You go for the opening of a photo exhibition at British Council, and without any prior information you suddenly see the portrait of your grandfather clicked almost a hundred years ago! That what happened recently to bamboozle me!
The portrait of my grandfather, Vasu Deva Sharma, taken in 1923 was featured in the live section from Instagram presentation. In 1920, Vasu Deva enrolled as one of the first Indian students at the Royal College of Art (RCA), London; he graduated three years later in Decorative Painting and was granted an Associateship of RCA. He then toured Europe for another four years, seeing original works of art and painting to pay for his travels. The portrait at the British Council shows him painting in a Berlin studio during this period.
How did this happen? One of the curators invited entries on Instagram and my son Nyay responded with this photo. Without giving any hint in advance, he invited my wife and me to the opening ceremony. On arriving, we were guided to the screen with these photos; I was astonished to see my grandfather’s portrait!
Promoting Indo-British relationship in view of PM Modi’s impending visit to the UK, a Photoukindia titled ‘Origins’ exhibition had a grand opening in New Delhi with over 200 artists, photographers and celebrities.
Explaining the title ‘Origins’, Rob Lyne, the director of British Council, said the connection between UK and India is constantly evolving and the synthesis of culture leads to fusions that need to be reimagined. The photos depict the range of possible interpretations of the term ‘origins’.
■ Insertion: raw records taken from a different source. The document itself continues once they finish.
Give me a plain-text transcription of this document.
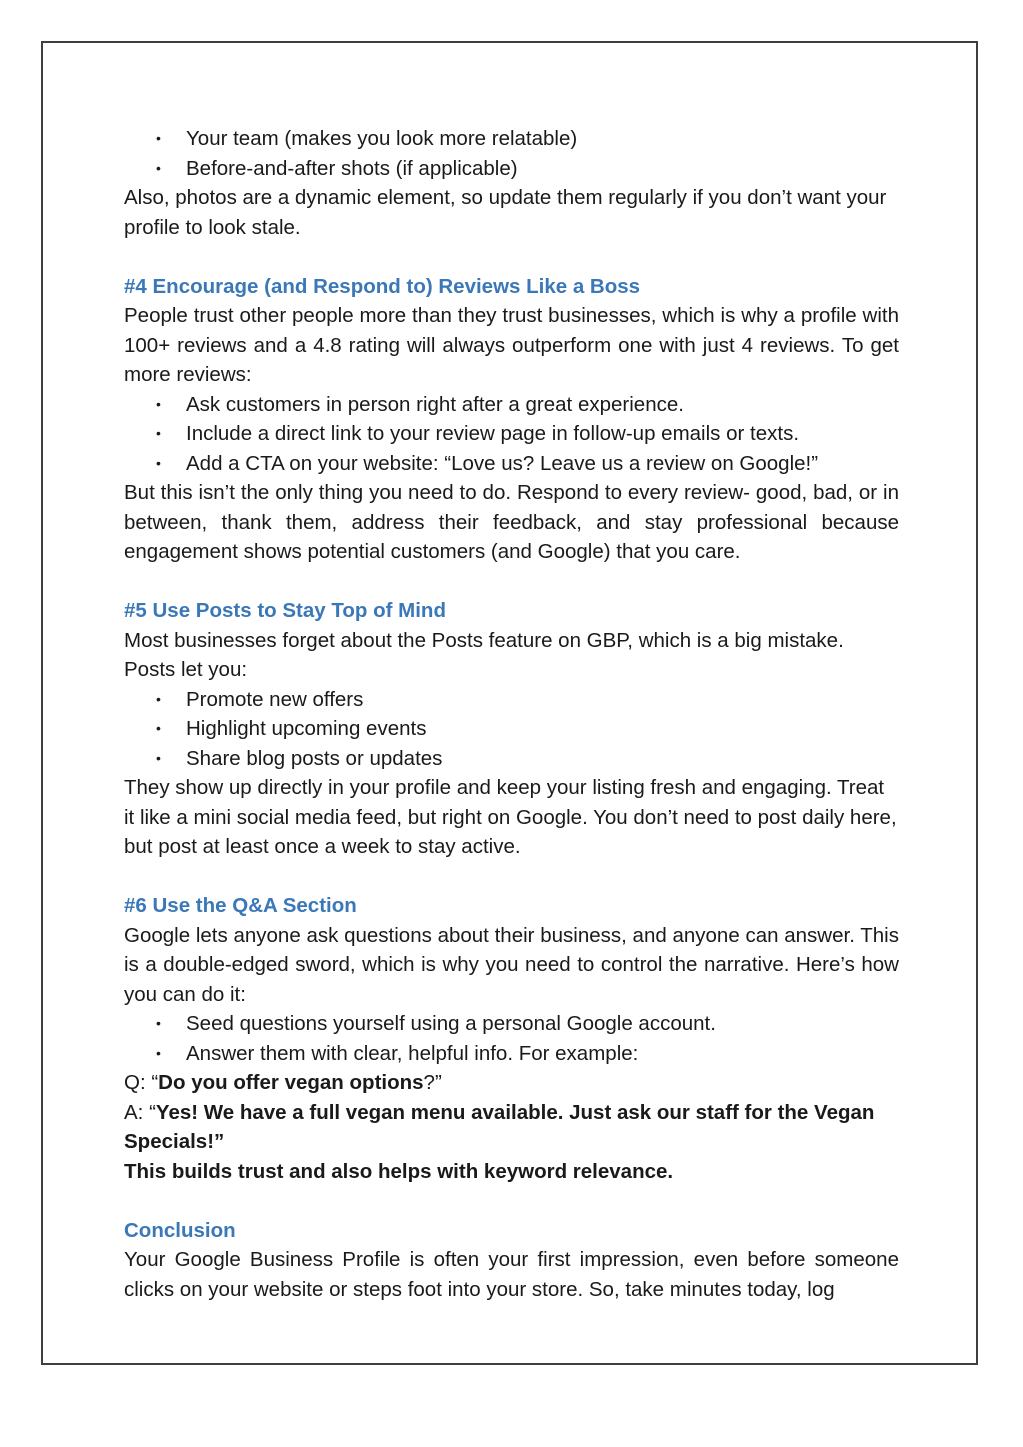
• Your team (makes you look more relatable)
• Before-and-after shots (if applicable)

Also, photos are a dynamic element, so update them regularly if you don’t want your profile to look stale.

#4 Encourage (and Respond to) Reviews Like a Boss

People trust other people more than they trust businesses, which is why a profile with 100+ reviews and a 4.8 rating will always outperform one with just 4 reviews. To get more reviews:

• Ask customers in person right after a great experience.
• Include a direct link to your review page in follow-up emails or texts.
• Add a CTA on your website: “Love us? Leave us a review on Google!”

But this isn’t the only thing you need to do. Respond to every review- good, bad, or in between, thank them, address their feedback, and stay professional because engagement shows potential customers (and Google) that you care.

#5 Use Posts to Stay Top of Mind

Most businesses forget about the Posts feature on GBP, which is a big mistake. Posts let you:

• Promote new offers
• Highlight upcoming events
• Share blog posts or updates

They show up directly in your profile and keep your listing fresh and engaging. Treat it like a mini social media feed, but right on Google. You don’t need to post daily here, but post at least once a week to stay active.

#6 Use the Q&A Section

Google lets anyone ask questions about their business, and anyone can answer. This is a double-edged sword, which is why you need to control the narrative. Here’s how you can do it:

• Seed questions yourself using a personal Google account.
• Answer them with clear, helpful info. For example:

Q: “Do you offer vegan options?”

A: “Yes! We have a full vegan menu available. Just ask our staff for the Vegan Specials!”

This builds trust and also helps with keyword relevance.

Conclusion

Your Google Business Profile is often your first impression, even before someone clicks on your website or steps foot into your store. So, take minutes today, log
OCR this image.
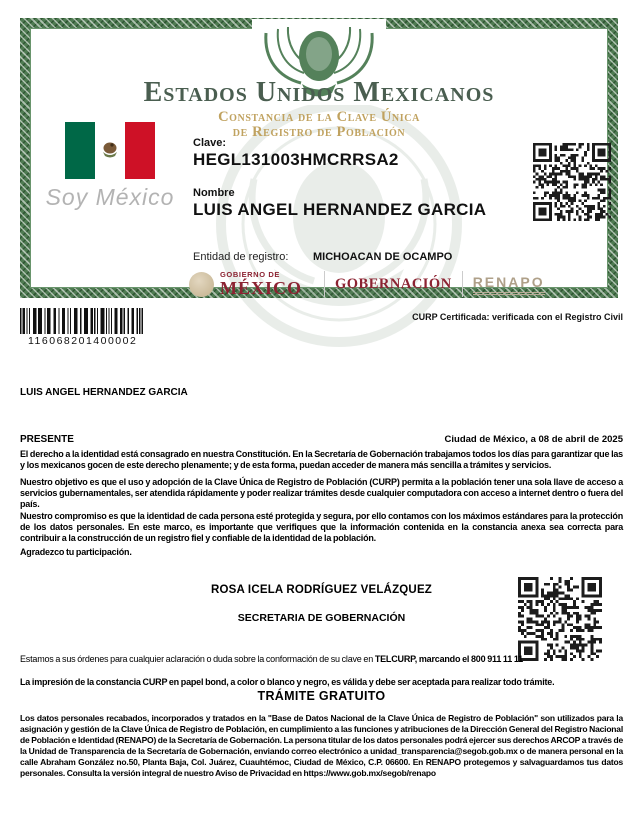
Estados Unidos Mexicanos
Constancia de la Clave Única
de Registro de Población
Soy México
Clave:
HEGL131003HMCRRSA2
Nombre
LUIS ANGEL HERNANDEZ GARCIA
Entidad de registro: MICHOACAN DE OCAMPO
GOBIERNO DE
MÉXICO GOBERNACIÓN RENAPO
116068201400002
CURP Certificada: verificada con el Registro Civil
LUIS ANGEL HERNANDEZ GARCIA
PRESENTE	Ciudad de México, a 08 de abril de 2025
El derecho a la identidad está consagrado en nuestra Constitución. En la Secretaría de Gobernación trabajamos todos los días para garantizar que las y los mexicanos gocen de este derecho plenamente; y de esta forma, puedan acceder de manera más sencilla a trámites y servicios.
Nuestro objetivo es que el uso y adopción de la Clave Única de Registro de Población (CURP) permita a la población tener una sola llave de acceso a servicios gubernamentales, ser atendida rápidamente y poder realizar trámites desde cualquier computadora con acceso a internet dentro o fuera del país.
Nuestro compromiso es que la identidad de cada persona esté protegida y segura, por ello contamos con los máximos estándares para la protección de los datos personales. En este marco, es importante que verifiques que la información contenida en la constancia anexa sea correcta para contribuir a la construcción de un registro fiel y confiable de la identidad de la población.
Agradezco tu participación.
ROSA ICELA RODRÍGUEZ VELÁZQUEZ
SECRETARIA DE GOBERNACIÓN
Estamos a sus órdenes para cualquier aclaración o duda sobre la conformación de su clave en TELCURP, marcando el 800 911 11 11
La impresión de la constancia CURP en papel bond, a color o blanco y negro, es válida y debe ser aceptada para realizar todo trámite.
TRÁMITE GRATUITO
Los datos personales recabados, incorporados y tratados en la "Base de Datos Nacional de la Clave Única de Registro de Población" son utilizados para la asignación y gestión de la Clave Única de Registro de Población, en cumplimiento a las funciones y atribuciones de la Dirección General del Registro Nacional de Población e Identidad (RENAPO) de la Secretaría de Gobernación. La persona titular de los datos personales podrá ejercer sus derechos ARCOP a través de la Unidad de Transparencia de la Secretaría de Gobernación, enviando correo electrónico a unidad_transparencia@segob.gob.mx o de manera personal en la calle Abraham González no.50, Planta Baja, Col. Juárez, Cuauhtémoc, Ciudad de México, C.P. 06600. En RENAPO protegemos y salvaguardamos tus datos personales. Consulta la versión integral de nuestro Aviso de Privacidad en https://www.gob.mx/segob/renapo
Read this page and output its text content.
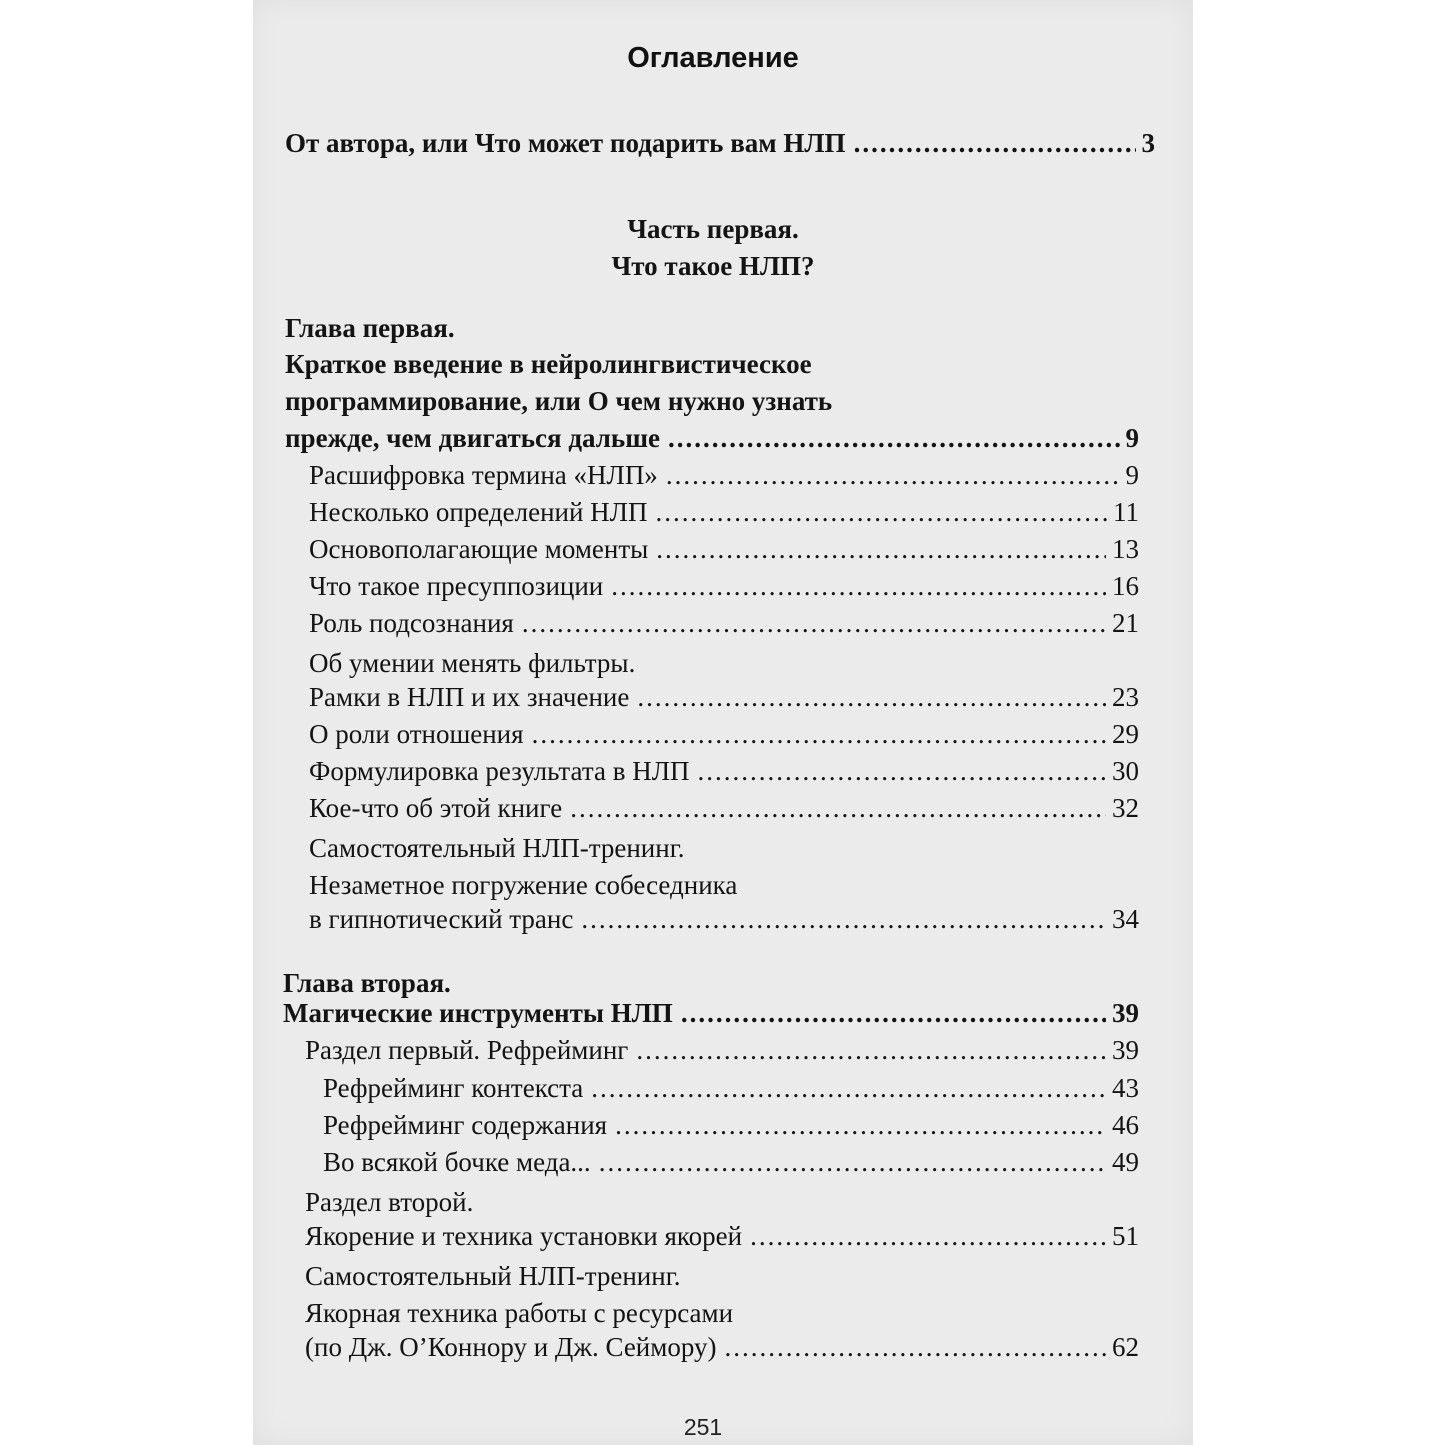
Оглавление
От автора, или Что может подарить вам НЛП .....	3
Часть первая.
Что такое НЛП?
Глава первая.
Краткое введение в нейролингвистическое
программирование, или О чем нужно узнать
прежде, чем двигаться дальше .....	9
Расшифровка термина «НЛП» .....	9
Несколько определений НЛП .....	11
Основополагающие моменты .....	13
Что такое пресуппозиции .....	16
Роль подсознания .....	21
Об умении менять фильтры.
Рамки в НЛП и их значение .....	23
О роли отношения .....	29
Формулировка результата в НЛП .....	30
Кое-что об этой книге .....	32
Самостоятельный НЛП-тренинг.
Незаметное погружение собеседника
в гипнотический транс .....	34
Глава вторая.
Магические инструменты НЛП .....	39
Раздел первый. Рефрейминг .....	39
Рефрейминг контекста .....	43
Рефрейминг содержания .....	46
Во всякой бочке меда... .....	49
Раздел второй.
Якорение и техника установки якорей .....	51
Самостоятельный НЛП-тренинг.
Якорная техника работы с ресурсами
(по Дж. О’Коннору и Дж. Сеймору) .....	62
251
Rahaab Allana, who collaborated and curated the exhibition for the Alkazi Foundation, said that before looking at any photograph, look at yourself and find out what it tells you about you. Origins draws on our foundations, on intimacy, the harvest is about varying registers and degrees one has with the closest to us, and often their projections of us – individuals, communities and spaces that are as much an anchor, as debility, he said.
British and Indian photographers are presented in good measure to show how they see each other’s worlds and their own. Divia Patel from Mombasa, now a curator at the Victoria and Albert Museum in London, showcases some memorable photos of Mombasa Old Harbour and images from family albums including her visit to India.
Alexandra Lethbridge created ‘interventions’ in conventional photography by combining family snapshots by layering them to present a narrative. The manner the photos are positioned makes the collages more dramatic.
Dough Wallace has captured the tough life of Mumbai taxi drivers or road wallahs, their gaunt faces and the chaotic, noisy and sometimes claustrophobic work place of the drivers who sometimes spend up to 24 hours behind the wheel of 20-year old Padmini (Fiat) cars.
Writer and a novelist Janice Pariat has a quaint photograph of an encased taxidermied lioness in front of a maharajah who probably shot the animal. “Whose hand slayed you?” she asks, “Whose hand brought you back, wicked necromancer of the old days?”
The Bollywood connection is seen with fashion photographer Karan Kapoor, son of famous hero Shashi Kapoor and Jennifer Kendall Kapoor who provides a peek into the elderly Anglo Indians in Kolkata.
In all, this exhibition open until next January, presents a stunning kaleidoscope of British, Indian and Anglo-Indian images with a cheeky peek at the past.